Review of LET US DESCEND by Jesmyn Ward (New Release)

 3 Stars

This is a slave narrative with strong elements of magic realism.

Arese, known as Annis by most people, is born on a rice plantation in North Carolina, the daughter of an enslaved black woman and the white plantation owner.  She is eventually sold at a slave market in New Orleans to the owner of a Louisiana sugarcane plantation.  Separated from her mother, Arese tries to find comfort and strength in the memories of her mother and the stories she was told about Mama Aza, her African warrior grandmother.  She also opens herself up to the spirit world and connects with a wind spirit who oversaw both her grandmother and her mother.  This spirit, who calls herself Aza after Arese’s grandmother, is fickle and not very helpful so Arese is uncertain about trusting her.  Arese comes to realize that the spirit world teems with spirits but they often seem more manipulative than nurturing.  

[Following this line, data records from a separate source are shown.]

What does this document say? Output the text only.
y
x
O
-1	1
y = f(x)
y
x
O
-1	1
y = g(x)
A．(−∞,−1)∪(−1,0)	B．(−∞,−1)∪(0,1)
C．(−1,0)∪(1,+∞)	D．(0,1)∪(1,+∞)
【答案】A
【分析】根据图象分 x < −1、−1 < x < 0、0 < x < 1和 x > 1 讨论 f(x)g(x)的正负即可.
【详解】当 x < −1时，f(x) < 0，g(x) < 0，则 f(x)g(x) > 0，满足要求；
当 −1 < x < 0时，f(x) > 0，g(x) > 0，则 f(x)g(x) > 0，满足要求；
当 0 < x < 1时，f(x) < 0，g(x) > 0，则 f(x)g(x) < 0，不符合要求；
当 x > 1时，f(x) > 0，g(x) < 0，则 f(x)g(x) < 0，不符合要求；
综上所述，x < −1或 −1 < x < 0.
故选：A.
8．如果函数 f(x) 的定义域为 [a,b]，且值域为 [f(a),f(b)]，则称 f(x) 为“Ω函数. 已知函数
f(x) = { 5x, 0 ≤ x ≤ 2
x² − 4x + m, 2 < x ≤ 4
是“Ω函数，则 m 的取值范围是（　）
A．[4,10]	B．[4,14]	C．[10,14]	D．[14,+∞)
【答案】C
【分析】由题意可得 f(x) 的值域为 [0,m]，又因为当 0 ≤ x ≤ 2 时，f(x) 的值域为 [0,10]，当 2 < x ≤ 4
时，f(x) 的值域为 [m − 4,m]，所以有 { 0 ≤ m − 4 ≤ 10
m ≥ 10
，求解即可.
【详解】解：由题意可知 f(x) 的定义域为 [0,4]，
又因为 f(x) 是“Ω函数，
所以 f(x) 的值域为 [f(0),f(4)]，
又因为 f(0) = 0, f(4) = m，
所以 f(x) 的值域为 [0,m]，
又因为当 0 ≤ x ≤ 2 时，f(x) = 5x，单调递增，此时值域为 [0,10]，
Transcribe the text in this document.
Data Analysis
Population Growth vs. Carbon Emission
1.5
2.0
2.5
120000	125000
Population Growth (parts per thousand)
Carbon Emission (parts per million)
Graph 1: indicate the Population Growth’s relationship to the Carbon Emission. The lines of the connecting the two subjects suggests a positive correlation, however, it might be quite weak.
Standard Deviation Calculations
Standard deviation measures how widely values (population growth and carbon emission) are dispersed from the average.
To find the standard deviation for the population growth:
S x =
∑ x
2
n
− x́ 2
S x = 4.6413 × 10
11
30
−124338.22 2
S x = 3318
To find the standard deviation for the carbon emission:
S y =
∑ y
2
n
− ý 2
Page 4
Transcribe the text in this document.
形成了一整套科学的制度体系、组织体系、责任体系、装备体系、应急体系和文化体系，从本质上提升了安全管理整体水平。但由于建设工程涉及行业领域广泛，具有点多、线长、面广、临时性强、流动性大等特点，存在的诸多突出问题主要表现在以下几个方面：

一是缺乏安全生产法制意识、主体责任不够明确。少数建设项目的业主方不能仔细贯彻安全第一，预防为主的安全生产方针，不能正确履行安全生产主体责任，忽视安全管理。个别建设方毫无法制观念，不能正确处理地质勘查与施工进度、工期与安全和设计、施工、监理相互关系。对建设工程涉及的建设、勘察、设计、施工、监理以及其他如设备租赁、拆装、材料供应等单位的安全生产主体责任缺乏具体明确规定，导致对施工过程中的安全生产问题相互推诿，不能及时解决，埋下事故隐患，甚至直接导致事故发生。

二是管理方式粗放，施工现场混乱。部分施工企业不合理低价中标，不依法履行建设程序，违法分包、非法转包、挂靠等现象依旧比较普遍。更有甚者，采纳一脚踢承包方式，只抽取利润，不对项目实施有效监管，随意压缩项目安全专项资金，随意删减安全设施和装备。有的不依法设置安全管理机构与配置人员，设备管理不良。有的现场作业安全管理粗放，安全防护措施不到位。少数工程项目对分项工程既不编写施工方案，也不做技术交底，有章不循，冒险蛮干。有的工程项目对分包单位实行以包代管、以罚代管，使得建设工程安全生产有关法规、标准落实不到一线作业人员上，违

I am not fond of magic realism and its use in this novel certainly affected my enjoyment.  As the novel progresses, the spirits become more prominent.  Unfortunately, they left me confused because I was never certain of their role.  Arese does mention that Aza’s “coming, strange and new, made me forget the rope and my wounds,” but it is Arese’s mother who teaches her the most important lesson:   “’In this world, you your own weapon.’”  On the march to New Orleans, she reminds herself, “Didn’t Mama say I was my own weapon?  That I was always enough to figure a way out?”  In the end, she repeats, “I am my own weapon” and even alludes to this in her last conversation with Aza.  So do the spirits help Arese to find her inner strength and help her realize that she must trust herself and her abilities?

The novel’s pace is slow and the reader probably won’t learn anything new about the horrors of slavery.  There is not a strong storyline; it could easily be summed up in one sentence.  As a result, I had difficulty connecting with the story.  And the more time Arese spent focusing on the spirits, the more quickly I found my interest waning. 

What stands out about the book is its language which can only be described as lyrical and beautiful.  In the first chapter, Arese describes her mother as “a woman who hides a tender heart:  a woman who tells me stories in a leaf-rustling whisper, a woman who burns like a sulfur lantern as she leads me through the world’s darkness.”  On the long walk to the slave market, Arese describes her loneliness:  “My longing for my mother spreads over me in a great fishing net and tightens, so whole I can feel it from my head to my middle to my feet.”  Poetic language is even used to describe pain:  “The men and women around me struggle upright, backs curled to the downpour like armadillos.  My body is one great bruise.  I groan, roll over on my stomach and retch.  I scuttle as well as I can away from the sick, but the rope tenses, so I crouch on all fours like the others, trying to inch out of the muddy ground.  The sky bellows over us.  I bow my head to the deluge, to the pain ricocheting through me.”

For me, however, this lyrical prose is incongruous.  Describing the brutality of slavery in such beautiful words seems inappropriate.  I also want more than just gorgeous diction:  more plot and more nuanced character development.  And less magical realism. 

Note:  I received an eARC from the publisher via NetGalley.